When Thebe Magugu was a young boy growing up in Kimberley, the capital city of South Africa’s Northern Cape Province, his mother happened across a stash of fashion sketches under his bed. “My interest in clothes came from her, I’m from a family of very strong independent women,” says the 25-year-old designer. “When they bought a new dress, they would say ‘OK, how am I going to walk in this dress, how should I greet people?’ They like to play with how fashion can make you a different character.”

Observing how “magnetic” his female relatives would feel in certain clothes, with encouragement from his family, Magugu decided to pursue his dream – giving other people that same experience, a sense of allure, through his designs.

In 2012, Magugu relocated to Johannesburg to attend LISOF Fashion Design School, where he studied fashion design, photography and media. “It was very intense, because it was essentially three majors worked into one course,” he says.

Nevertheless all these disciplines are clearly present in his creative process today. Earlier this year, he joined forces with editors Lelo Meslani and Amy Zama and art directors Abi and Claire Meekel to launch Faculty Press – an annual zine which, in Magugu’s words, is dedicated to “highlighting the work of innovative friends and collaborators from different fields, who represent a contemporary South Africa”. The 150-page publication explores themes such as LGBTQ+ rights and feminism, with contributions from musicians (Fela Gucci and Desire Marea, aka Faka, and jazz singer-songwriter Zoë Modiga), activists (Lady Skollie) and photographers (Travys Owen and Maxime Michelet).

Magugu created the inaugural issue of Faculty Press in tandem with his AW19 collection entitled African Studies – a reworking of the “visual cues” he picked up during his childhood. The collection features dresses cut from check fabric, by now something of a Magugu hallmark; floral puffer jackets with flounce sleeves; and wide leg trousers slashed at the side to reveal lace pants (“reminiscent of the slips my grandmother swore by”). It’s also a collaborative project, with some designs bearing prints by South African illustrator and graphic designer Phathu Nembilwi. Both collection and zine were presented at London's International Fashion Showcase (IFS), where Magugu was crowned winning designer.

There is no denying Magugu’s artistic prowess, but he manages that difficult task of melding creativity with enterprise. On graduating, he was awarded best commercial collection by LISOF, and shortly after he was offered an internship in Cape Town with Woolworths, one of South Africa’s largest retailers. “It was really useful to learn about the business and production side of the industry, because this isn’t what you learn at school,” he says. “But I really didn’t want to work for anyone else – there were too many ideas I wanted to explore.

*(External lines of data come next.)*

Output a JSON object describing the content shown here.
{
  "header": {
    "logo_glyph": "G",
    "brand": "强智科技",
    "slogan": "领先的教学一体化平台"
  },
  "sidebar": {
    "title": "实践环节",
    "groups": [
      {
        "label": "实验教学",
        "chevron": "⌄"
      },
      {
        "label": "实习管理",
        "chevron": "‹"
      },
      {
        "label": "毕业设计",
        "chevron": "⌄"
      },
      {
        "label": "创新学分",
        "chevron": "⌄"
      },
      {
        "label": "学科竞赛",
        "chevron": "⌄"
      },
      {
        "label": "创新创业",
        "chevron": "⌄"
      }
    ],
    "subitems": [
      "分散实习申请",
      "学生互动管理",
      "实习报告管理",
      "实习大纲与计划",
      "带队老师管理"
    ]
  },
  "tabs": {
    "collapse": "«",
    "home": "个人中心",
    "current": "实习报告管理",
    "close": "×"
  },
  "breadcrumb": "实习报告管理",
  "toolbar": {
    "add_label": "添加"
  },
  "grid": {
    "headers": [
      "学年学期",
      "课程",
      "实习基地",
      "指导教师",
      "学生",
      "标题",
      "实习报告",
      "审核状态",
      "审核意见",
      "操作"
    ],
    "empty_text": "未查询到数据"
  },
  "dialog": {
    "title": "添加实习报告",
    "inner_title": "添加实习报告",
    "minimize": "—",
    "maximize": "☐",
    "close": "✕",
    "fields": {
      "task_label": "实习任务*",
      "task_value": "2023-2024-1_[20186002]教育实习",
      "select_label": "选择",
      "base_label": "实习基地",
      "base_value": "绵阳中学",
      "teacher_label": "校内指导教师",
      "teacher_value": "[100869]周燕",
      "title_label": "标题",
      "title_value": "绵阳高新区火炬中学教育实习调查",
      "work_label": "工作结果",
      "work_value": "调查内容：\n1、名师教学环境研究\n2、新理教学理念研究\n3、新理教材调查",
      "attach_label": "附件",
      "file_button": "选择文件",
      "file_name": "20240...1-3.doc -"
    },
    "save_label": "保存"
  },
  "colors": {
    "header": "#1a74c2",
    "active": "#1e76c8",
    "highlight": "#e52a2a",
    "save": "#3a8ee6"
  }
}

So I went back to Johannesburg and set up my own brand three years ago and I’ve been running it ever since.” Before long, word spread about the young designer making beautifully crafted two piece suits, and once again Woolworths came knocking at Magugu’s door, this time to offer him a retail partnership which is now in its third year. If he were to receive an injection of funding – from the LVMH Prize for instance – he would use it pragmatically he says, “to upscale production to meet current demand”.

Magugu’s work, though, is about more than making beautiful clothes – it starts conversations about deeper social issues. Nembilwi’s illustration on his "Girl Seeks Girl" dress (2018) depicts two women embracing and was designed to encourage a sense of unity following Karabo Mokoena’s murder at the hands of her boyfriend in 2017 – a case that underscored South Africa’s critically rising levels of violence against women. His IFS presentation, Dawning, was arranged on a scroll with South Africa’s highly progressive fifth constitution drawn up in 1994, a year after Magugu was born, when apartheid finally came to an end. “There is so much more to our continent than a generic print that many people would consider to be African,” he says. “As a designer I want to merge my heritage and culture, which is a modern globalised view of the world, because that’s authentic to South Africa and who I am.”